There’s a discipline amongst publishers, adherence to which – in the eyes of traditional publishers at least – is one of the attributes that separates the professional from the amateur publisher. “Style” in publishing terms is a set of rules that a publisher adheres to in order to achieve accuracy and consistency in usage. It has two purposes:

  • Readability. Content that is accurate and consistent is easier to read. Inaccuracies and inconsistencies are – consciously or subconsciously – noticed by readers, who may in consequence misunderstand or misinterpret, or feel it necessary to re-read passages, or simply wince.
  • Efficiency. Following a set of style rules, authors and editors can more quickly prepare and edit text as decisions do not have to be made along the way – time and time again – as to correct or preferred usage.

In the digital age, to these we should now add usability, as accuracy and consistency also significantly affect the navigability and searchability of digital resources.

Some style rules are universal; that is they are accepted as best practice globally (for a particular lingusitic domain). Rules may be hard and fast or permissive of explicit variation.

Style rules that are local, representing a particular publisher’s preferences, are known as “house style”. Although matters of format and design are sometimes accommodated within a publisher’s house style, strictly the term refers to textual usage.

The UK bible for publishing style is “Hart’s Rules”. Hart’s Rules for Compositors and Readers at the University Press was first printed in 1893. This classic reference work for writers, editors, and publishers was in print through 39 editions.
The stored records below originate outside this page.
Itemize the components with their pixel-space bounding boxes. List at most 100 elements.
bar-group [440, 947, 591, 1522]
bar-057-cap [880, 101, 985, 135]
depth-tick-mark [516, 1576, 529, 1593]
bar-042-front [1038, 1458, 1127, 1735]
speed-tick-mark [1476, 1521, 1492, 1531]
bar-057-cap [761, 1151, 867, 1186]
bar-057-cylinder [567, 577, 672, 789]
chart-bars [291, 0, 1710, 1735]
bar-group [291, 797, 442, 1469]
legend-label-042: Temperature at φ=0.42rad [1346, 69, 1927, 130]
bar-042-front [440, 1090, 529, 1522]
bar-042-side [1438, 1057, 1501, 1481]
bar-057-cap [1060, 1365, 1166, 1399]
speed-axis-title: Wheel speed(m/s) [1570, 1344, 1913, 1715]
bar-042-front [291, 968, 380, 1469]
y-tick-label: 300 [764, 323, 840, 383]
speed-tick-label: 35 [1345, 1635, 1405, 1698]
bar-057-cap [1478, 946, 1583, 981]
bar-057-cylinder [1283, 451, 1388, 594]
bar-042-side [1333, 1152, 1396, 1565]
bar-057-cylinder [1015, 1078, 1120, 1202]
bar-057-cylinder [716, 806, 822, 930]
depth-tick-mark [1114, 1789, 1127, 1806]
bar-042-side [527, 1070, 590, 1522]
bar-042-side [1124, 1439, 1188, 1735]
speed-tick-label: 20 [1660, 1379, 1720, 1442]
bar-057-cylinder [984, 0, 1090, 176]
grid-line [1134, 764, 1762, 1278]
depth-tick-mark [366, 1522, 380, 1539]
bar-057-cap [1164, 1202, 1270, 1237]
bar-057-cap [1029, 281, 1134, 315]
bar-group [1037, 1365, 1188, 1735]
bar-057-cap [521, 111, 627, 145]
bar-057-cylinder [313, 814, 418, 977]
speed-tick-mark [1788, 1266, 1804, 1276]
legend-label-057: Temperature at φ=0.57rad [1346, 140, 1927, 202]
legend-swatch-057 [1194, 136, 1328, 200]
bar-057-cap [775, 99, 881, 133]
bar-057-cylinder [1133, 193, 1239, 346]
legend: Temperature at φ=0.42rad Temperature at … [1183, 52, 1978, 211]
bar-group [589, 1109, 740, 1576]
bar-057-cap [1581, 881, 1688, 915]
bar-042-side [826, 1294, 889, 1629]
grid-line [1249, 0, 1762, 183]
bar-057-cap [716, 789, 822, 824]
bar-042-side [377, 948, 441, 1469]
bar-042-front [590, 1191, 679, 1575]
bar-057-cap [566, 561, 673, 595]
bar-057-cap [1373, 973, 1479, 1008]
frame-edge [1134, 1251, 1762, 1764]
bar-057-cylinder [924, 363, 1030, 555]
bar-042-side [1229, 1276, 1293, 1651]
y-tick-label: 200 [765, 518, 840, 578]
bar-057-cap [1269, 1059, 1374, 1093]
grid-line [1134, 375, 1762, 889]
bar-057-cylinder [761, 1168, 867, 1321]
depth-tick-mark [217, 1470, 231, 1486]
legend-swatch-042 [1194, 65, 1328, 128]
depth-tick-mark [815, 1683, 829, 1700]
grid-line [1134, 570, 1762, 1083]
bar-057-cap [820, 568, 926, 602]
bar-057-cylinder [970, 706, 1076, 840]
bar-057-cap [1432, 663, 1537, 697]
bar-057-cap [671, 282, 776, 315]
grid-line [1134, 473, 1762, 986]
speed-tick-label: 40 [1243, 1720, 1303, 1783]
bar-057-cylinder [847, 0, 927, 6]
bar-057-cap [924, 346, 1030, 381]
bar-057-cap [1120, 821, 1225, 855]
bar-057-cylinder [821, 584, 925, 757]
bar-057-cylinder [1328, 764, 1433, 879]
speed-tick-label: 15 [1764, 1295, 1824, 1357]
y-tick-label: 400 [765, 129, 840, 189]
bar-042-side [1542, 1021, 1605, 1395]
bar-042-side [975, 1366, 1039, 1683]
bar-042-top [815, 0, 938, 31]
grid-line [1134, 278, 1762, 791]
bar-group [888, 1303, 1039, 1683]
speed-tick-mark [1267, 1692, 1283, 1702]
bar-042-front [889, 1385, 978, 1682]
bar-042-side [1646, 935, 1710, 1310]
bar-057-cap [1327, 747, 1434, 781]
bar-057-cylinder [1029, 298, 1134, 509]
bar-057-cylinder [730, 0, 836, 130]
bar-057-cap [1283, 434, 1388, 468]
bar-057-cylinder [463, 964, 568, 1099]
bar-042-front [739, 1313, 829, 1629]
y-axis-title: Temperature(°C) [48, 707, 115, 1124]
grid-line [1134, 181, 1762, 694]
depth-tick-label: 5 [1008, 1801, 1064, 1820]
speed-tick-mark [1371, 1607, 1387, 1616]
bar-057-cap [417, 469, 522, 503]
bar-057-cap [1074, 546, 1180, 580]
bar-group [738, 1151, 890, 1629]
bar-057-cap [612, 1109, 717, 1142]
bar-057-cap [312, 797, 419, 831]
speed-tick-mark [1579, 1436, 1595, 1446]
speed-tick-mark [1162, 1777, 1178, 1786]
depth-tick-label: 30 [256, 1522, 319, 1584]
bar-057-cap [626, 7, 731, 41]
New Hart’s Rules (September 2005) now “brings the principles of the old text into the 21st century, providing answers to questions of editorial style for a new generation of professionals”. (Confusingly, the 2002 edition of the wider-ranging Oxford Guide to Style, incorporated an updated Hart’s Rules and was published as “the Hart’s Rules for the 21st Century”.)

Although New Hart’s Rules is still directed at book publishers and may seem fuddy-duddy to the new breed of web publishers, I would commend it as an essential reference for web publishers.